In practice it's complicated by the fact that these panels update two lines at once. Every time you update a column in the outer half, you're also updating one in the inner half. I couldn't find a simple procedural update strategy to spread these evenly, so I ended up generating a lookup table for it using simulated annealing.

James Brown replied to James

First test of the new design, and already I’m happy. Quiet, high refresh rate, and doesn’t feel like it’s seconds away from embedding itself in my face.

A half assembled contraption sits on a messy desk. Floating above it, a slightly scruffy collection of glowing dots outline a wireframe representation of the Dream Chaser space plane.
James Brown replied to James

Dynamic balancing using a tray of marbles and iPhone slowmo.

James Brown replied to James

So many complaints about the framerate on that last video, so I decided to upload one with a shorter exposure and more flicker. But I still ended up keeping it below 30 fps, so I suspect the complaints will be about both framerate and flicker. Just have to hope the algorithm doesn’t go so large on this one. youtu.be/gBfclb9hXCI

James Brown replied to James

New dome!
There are many advantages to moving to smaller panels in the new design (momentum etc), but the price drop going to a 300mm dome from 400mm would be justification enough.

A picture of a transparent plastic sphere (the dome for an outdoor lamp), nestled in its packaging.
James Brown replied to James

There’s now an accelerometer in the base, synced to the rotation of the screen. I’m hoping this will help me get it balanced better. I don’t entirely understand the shape it’s producing, but the line is pointing in roughly the direction I think it should be pointing.

A picture of the current 3D display. A bare chassis supports a blurred spinning led panel. On the base is a small circular lcd displaying a polar plot of acceleration - a blobby red lobed shape, a blue circle, and a green line pointing in the blobbiest, lobiest direction.
James Brown replied to James

2D video of 3D projection of 4D object.

James Brown replied to James

There’s a fair bit of planning involved in finding the true centre and height of these domes.
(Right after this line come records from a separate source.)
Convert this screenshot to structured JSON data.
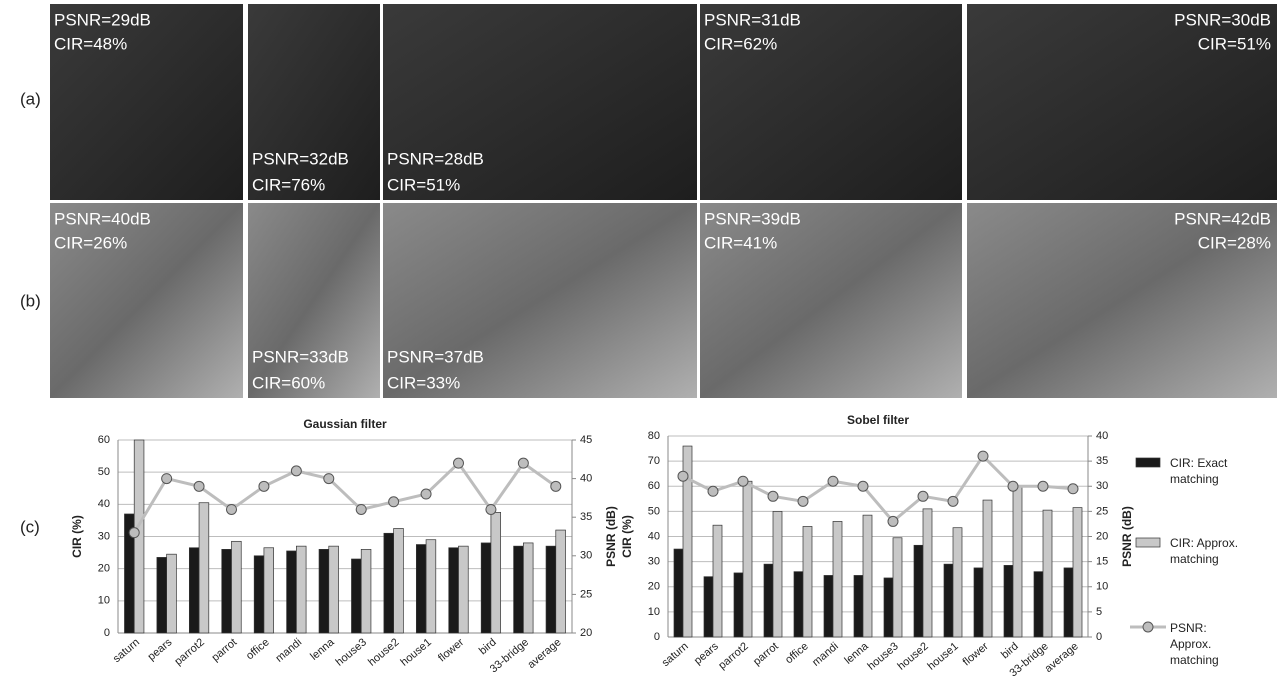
{
  "row_labels": [
    "(a)",
    "(b)",
    "(c)"
  ],
  "images": [
    [
      {
        "psnr": "PSNR=29dB",
        "cir": "CIR=48%"
      },
      {
        "psnr": "PSNR=32dB",
        "cir": "CIR=76%"
      },
      {
        "psnr": "PSNR=28dB",
        "cir": "CIR=51%"
      },
      {
        "psnr": "PSNR=31dB",
        "cir": "CIR=62%"
      },
      {
        "psnr": "PSNR=30dB",
        "cir": "CIR=51%"
      }
    ],
    [
      {
        "psnr": "PSNR=40dB",
        "cir": "CIR=26%"
      },
      {
        "psnr": "PSNR=33dB",
        "cir": "CIR=60%"
      },
      {
        "psnr": "PSNR=37dB",
        "cir": "CIR=33%"
      },
      {
        "psnr": "PSNR=39dB",
        "cir": "CIR=41%"
      },
      {
        "psnr": "PSNR=42dB",
        "cir": "CIR=28%"
      }
    ]
  ],
  "chart_data": [
    {
      "type": "bar",
      "title": "Gaussian filter",
      "y_label": "CIR (%)",
      "y2_label": "PSNR (dB)",
      "categories": [
        "saturn",
        "pears",
        "parrot2",
        "parrot",
        "office",
        "mandi",
        "lenna",
        "house3",
        "house2",
        "house1",
        "flower",
        "bird",
        "33-bridge",
        "average"
      ],
      "ylim": [
        0,
        60
      ],
      "yticks": [
        0,
        10,
        20,
        30,
        40,
        50,
        60
      ],
      "y2lim": [
        20,
        45
      ],
      "y2ticks": [
        20,
        25,
        30,
        35,
        40,
        45
      ],
      "grid": true,
      "series": [
        {
          "name": "CIR: Exact matching",
          "color": "#1a1a1a",
          "values": [
            37,
            23.5,
            26.5,
            26,
            24,
            25.5,
            26,
            23,
            31,
            27.5,
            26.5,
            28,
            27,
            27
          ]
        },
        {
          "name": "CIR: Approx. matching",
          "color": "#c8c8c8",
          "values": [
            60,
            24.5,
            40.5,
            28.5,
            26.5,
            27,
            27,
            26,
            32.5,
            29,
            27,
            37.5,
            28,
            32
          ]
        },
        {
          "name": "PSNR: Approx. matching",
          "color": "#bdbdbd",
          "axis": "y2",
          "values": [
            33,
            40,
            39,
            36,
            39,
            41,
            40,
            36,
            37,
            38,
            42,
            36,
            42,
            39
          ]
        }
      ]
    },
    {
      "type": "bar",
      "title": "Sobel filter",
      "y_label": "CIR (%)",
      "y2_label": "PSNR (dB)",
      "categories": [
        "saturn",
        "pears",
        "parrot2",
        "parrot",
        "office",
        "mandi",
        "lenna",
        "house3",
        "house2",
        "house1",
        "flower",
        "bird",
        "33-bridge",
        "average"
      ],
      "ylim": [
        0,
        80
      ],
      "yticks": [
        0,
        10,
        20,
        30,
        40,
        50,
        60,
        70,
        80
      ],
      "y2lim": [
        0,
        40
      ],
      "y2ticks": [
        0,
        5,
        10,
        15,
        20,
        25,
        30,
        35,
        40
      ],
      "grid": true,
      "series": [
        {
          "name": "CIR: Exact matching",
          "color": "#1a1a1a",
          "values": [
            35,
            24,
            25.5,
            29,
            26,
            24.5,
            24.5,
            23.5,
            36.5,
            29,
            27.5,
            28.5,
            26,
            27.5
          ]
        },
        {
          "name": "CIR: Approx. matching",
          "color": "#c8c8c8",
          "values": [
            76,
            44.5,
            62,
            50,
            44,
            46,
            48.5,
            39.5,
            51,
            43.5,
            54.5,
            60,
            50.5,
            51.5
          ]
        },
        {
          "name": "PSNR: Approx. matching",
          "color": "#bdbdbd",
          "axis": "y2",
          "values": [
            32,
            29,
            31,
            28,
            27,
            31,
            30,
            23,
            28,
            27,
            36,
            30,
            30,
            29.5
          ]
        }
      ]
    }
  ]
}
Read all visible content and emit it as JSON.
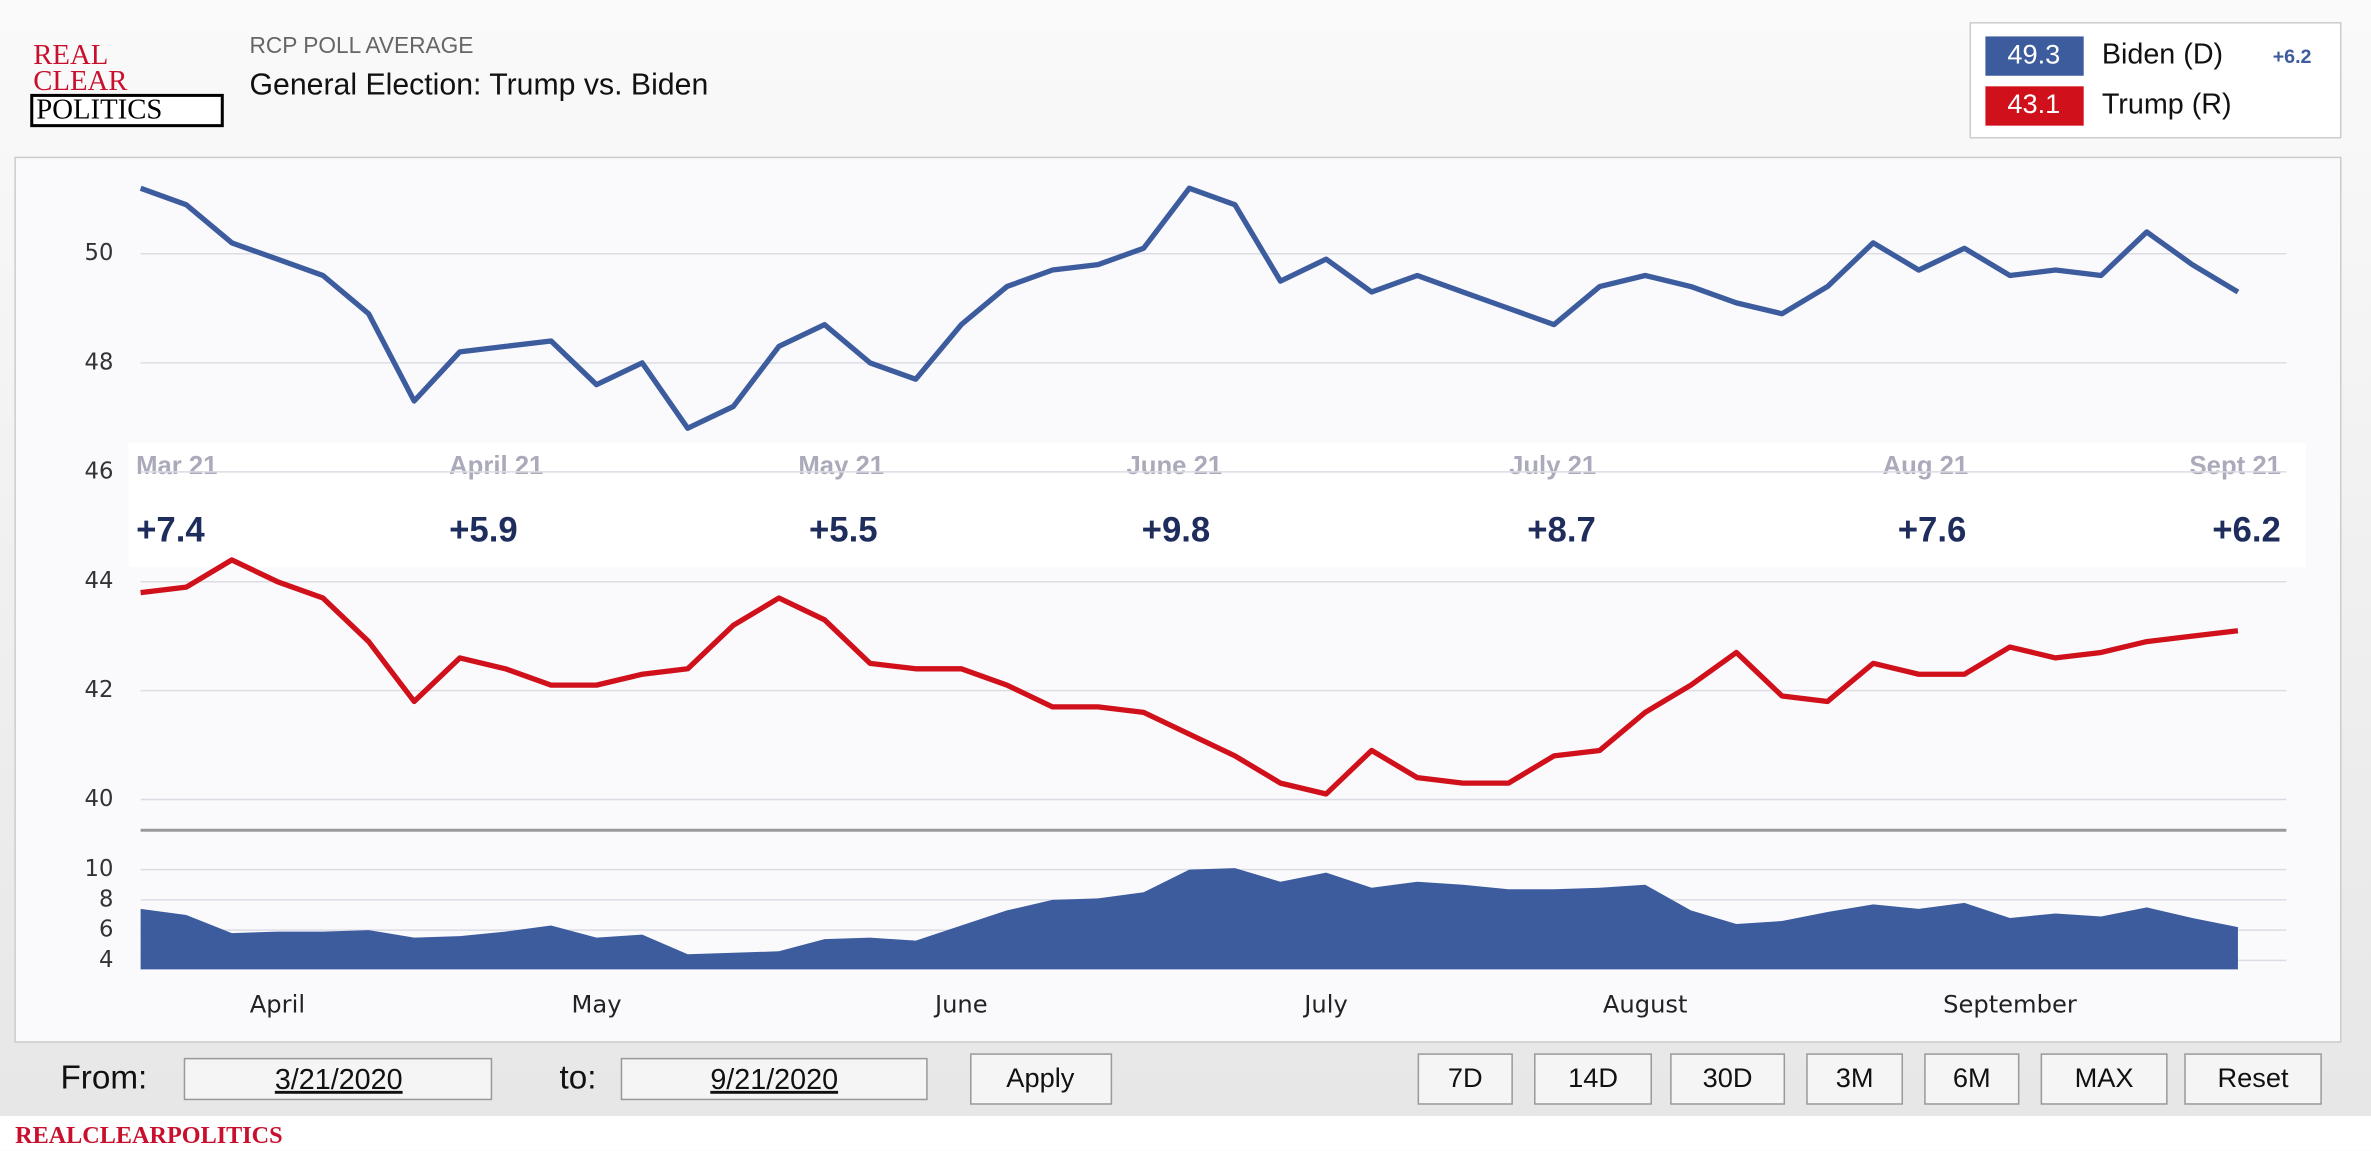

When I come to make the cut it feels like cleaving the Cullinan diamond.

A transparent plastic dome with a Dremel mounted to it in a 3D printed jig.
James Brown replied to James

With the previous dome the cut had a somewhat hand made look to it, so I printed a thin piece of trim to slip over the edge and keep it neat. It was too big for the printer so I used TPU, printing it in a spiral and flexing it back in to the right diameter. An unexpected benefit was that it was way quieter with that isolating the dome from the base.
This time the cut went better, but I’m still going to give it a gasket for that reason.

A photo of a truncated dome sitting on a bench. Behind it is the chassis of the volumetric display that it will eventually be mounted on.
James Brown replied to James

25 fps. That's an actual frame rate.

James Brown replied to James

Taking it all apart so I can film myself making it.

The core of my volumetric display - a black half-cylinder containing a Pi and associated electronics, some carbon fibre rods, and a ludicrously oversized bearing.
James Brown replied to James

Now thinking I should have filmed the tool I made to press all the clips on this IEC socket so I could get it out of the housing in order to film the satisfying click it makes when it goes in.

A clip-in power socket sitting slightly out of its housing.
James Brown replied to James

Easier to see the 3D when it's only the camera that's moving.

James Brown replied to James

Yet another round of finding new places to hang counterweights, and I’ve hit 900rpm - 30fps. Amazing to scroll back to the start of this thread and see me wonder if I could get some sort of rudimentary depth effect going.

A volumetric display sitting on a desk. A plastic bubble contains the floating image of a Smart Car. It’s supported by a green plastic stand with a single dial on the front reading “30”.
James Brown replied to James

youtube.com/watch?v=ydk3BhlUWYE I've been working more on capturing footage. Hand held camera movement is still a mess, but putting the content into rotisserie mode helps sell the 3D with a static camera.

James Brown replied to James

What this thing needed was another source of barely recognisable low res flickery points of light.